We tell ourselves that we are a noble people. We meet in our neighborhoods and tell one another that we are good people, that Yahvo would be proud of us. But we must fit into the robe of our supposed nobility. That means we must learn to build with more than stone and pen. We must build with our good words. We must build with our good actions. We must build by reaching out our hand and say, "My friend, let me help you."

There will be conflict. There always is. But even in our disagreement, we must build. Our disagreement must be the stone on which the tool of our character is sharpened. We cannot build with anger, or greed, or guile. Rather, we build with honest passion, with respect for both the positive and the negative[6]. We argue with the goal to build what is right, what is strong and what is honest. Even if that means we must concede, or even surrender.

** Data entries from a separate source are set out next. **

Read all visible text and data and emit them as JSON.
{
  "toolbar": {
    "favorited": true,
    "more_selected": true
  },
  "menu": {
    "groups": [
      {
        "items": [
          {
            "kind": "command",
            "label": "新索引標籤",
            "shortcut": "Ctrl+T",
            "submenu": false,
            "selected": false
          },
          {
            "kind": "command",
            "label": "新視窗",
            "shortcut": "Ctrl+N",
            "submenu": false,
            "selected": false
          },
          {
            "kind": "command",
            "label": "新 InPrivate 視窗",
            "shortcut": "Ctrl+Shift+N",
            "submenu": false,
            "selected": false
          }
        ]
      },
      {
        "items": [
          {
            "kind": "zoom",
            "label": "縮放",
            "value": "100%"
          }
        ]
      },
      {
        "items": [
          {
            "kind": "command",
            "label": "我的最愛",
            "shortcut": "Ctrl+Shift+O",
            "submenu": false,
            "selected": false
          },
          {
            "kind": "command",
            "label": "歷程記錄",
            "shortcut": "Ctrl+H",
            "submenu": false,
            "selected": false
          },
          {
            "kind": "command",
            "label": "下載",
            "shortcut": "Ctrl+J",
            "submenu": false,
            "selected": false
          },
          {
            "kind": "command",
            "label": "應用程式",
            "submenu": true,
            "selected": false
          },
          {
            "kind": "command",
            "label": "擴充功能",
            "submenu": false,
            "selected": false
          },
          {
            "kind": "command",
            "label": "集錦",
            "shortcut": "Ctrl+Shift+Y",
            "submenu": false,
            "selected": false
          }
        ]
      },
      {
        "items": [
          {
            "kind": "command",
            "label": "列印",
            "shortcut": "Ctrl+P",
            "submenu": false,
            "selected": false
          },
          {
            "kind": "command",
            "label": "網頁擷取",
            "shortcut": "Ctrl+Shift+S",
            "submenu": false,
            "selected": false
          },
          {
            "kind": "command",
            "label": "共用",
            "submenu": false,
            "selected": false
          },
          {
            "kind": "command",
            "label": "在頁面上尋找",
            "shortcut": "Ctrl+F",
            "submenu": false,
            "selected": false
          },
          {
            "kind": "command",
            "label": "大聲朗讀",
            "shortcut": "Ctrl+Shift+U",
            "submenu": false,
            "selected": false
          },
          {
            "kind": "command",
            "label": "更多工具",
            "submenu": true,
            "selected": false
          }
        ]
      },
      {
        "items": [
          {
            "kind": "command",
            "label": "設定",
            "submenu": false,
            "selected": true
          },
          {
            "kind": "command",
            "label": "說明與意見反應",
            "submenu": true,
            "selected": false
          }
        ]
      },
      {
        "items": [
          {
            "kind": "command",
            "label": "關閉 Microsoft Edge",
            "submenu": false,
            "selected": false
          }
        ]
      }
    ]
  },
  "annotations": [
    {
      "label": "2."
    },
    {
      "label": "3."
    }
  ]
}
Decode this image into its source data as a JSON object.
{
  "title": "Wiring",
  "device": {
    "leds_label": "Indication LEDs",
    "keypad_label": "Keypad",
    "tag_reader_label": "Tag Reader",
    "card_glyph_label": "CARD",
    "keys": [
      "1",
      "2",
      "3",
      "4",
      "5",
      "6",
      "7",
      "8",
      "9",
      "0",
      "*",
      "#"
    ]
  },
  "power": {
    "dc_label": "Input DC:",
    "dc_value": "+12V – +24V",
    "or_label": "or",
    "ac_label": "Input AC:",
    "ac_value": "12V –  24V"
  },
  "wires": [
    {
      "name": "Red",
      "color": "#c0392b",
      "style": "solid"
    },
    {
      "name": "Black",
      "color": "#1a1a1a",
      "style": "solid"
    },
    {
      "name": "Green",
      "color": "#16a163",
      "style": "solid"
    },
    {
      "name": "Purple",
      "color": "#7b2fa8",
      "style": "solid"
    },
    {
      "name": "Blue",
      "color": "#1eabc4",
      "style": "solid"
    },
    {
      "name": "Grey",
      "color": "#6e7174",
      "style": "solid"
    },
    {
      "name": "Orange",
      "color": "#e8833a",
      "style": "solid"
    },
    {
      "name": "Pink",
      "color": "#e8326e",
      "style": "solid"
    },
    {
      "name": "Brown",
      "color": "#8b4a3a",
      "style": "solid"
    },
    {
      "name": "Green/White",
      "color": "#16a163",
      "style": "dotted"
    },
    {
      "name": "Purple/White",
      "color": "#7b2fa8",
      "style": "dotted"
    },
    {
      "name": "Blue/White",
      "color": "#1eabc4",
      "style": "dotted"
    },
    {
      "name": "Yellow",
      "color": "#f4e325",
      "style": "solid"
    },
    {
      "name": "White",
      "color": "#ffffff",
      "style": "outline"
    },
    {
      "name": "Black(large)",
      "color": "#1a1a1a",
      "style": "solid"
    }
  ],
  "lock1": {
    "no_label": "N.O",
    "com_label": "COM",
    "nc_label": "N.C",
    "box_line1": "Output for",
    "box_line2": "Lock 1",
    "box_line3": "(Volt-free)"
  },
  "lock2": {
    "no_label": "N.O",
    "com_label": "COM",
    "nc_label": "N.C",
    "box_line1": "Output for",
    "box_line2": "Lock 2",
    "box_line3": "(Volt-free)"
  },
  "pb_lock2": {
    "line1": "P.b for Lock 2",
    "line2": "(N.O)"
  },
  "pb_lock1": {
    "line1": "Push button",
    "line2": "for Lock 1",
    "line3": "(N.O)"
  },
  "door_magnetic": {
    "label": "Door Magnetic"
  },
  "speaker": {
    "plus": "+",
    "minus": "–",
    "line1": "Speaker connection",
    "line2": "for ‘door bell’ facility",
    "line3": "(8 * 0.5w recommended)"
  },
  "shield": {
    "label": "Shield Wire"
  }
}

And this was my father's lesson to me. That I had chosen the wrong path. I had bled for it, just as my friend might have bled for my choice if my father had believed my lie. That is the choice we each have, every moment. Where we go, we can leave beauty. Or we can leave shards, and blood.

I hope you choose well.

Footnotes[edit]

  1. This seems to be an idiom for describing the age between 15 and 20, similar to saying 'as a teenager'. –J.D.
  2. Chahn was a desert age known for its sand, which had high-quality silica. Glass made from this sand was highly prized. –J.D.
  3. Not an exact translation, but the term midwife most closely describes the role in the Guild of Healers that assisted in the process of normal birth. –J.D.
  4. Literally "to the one". –J.D.
  5. Literally "noble to the twenty-five". –J.D.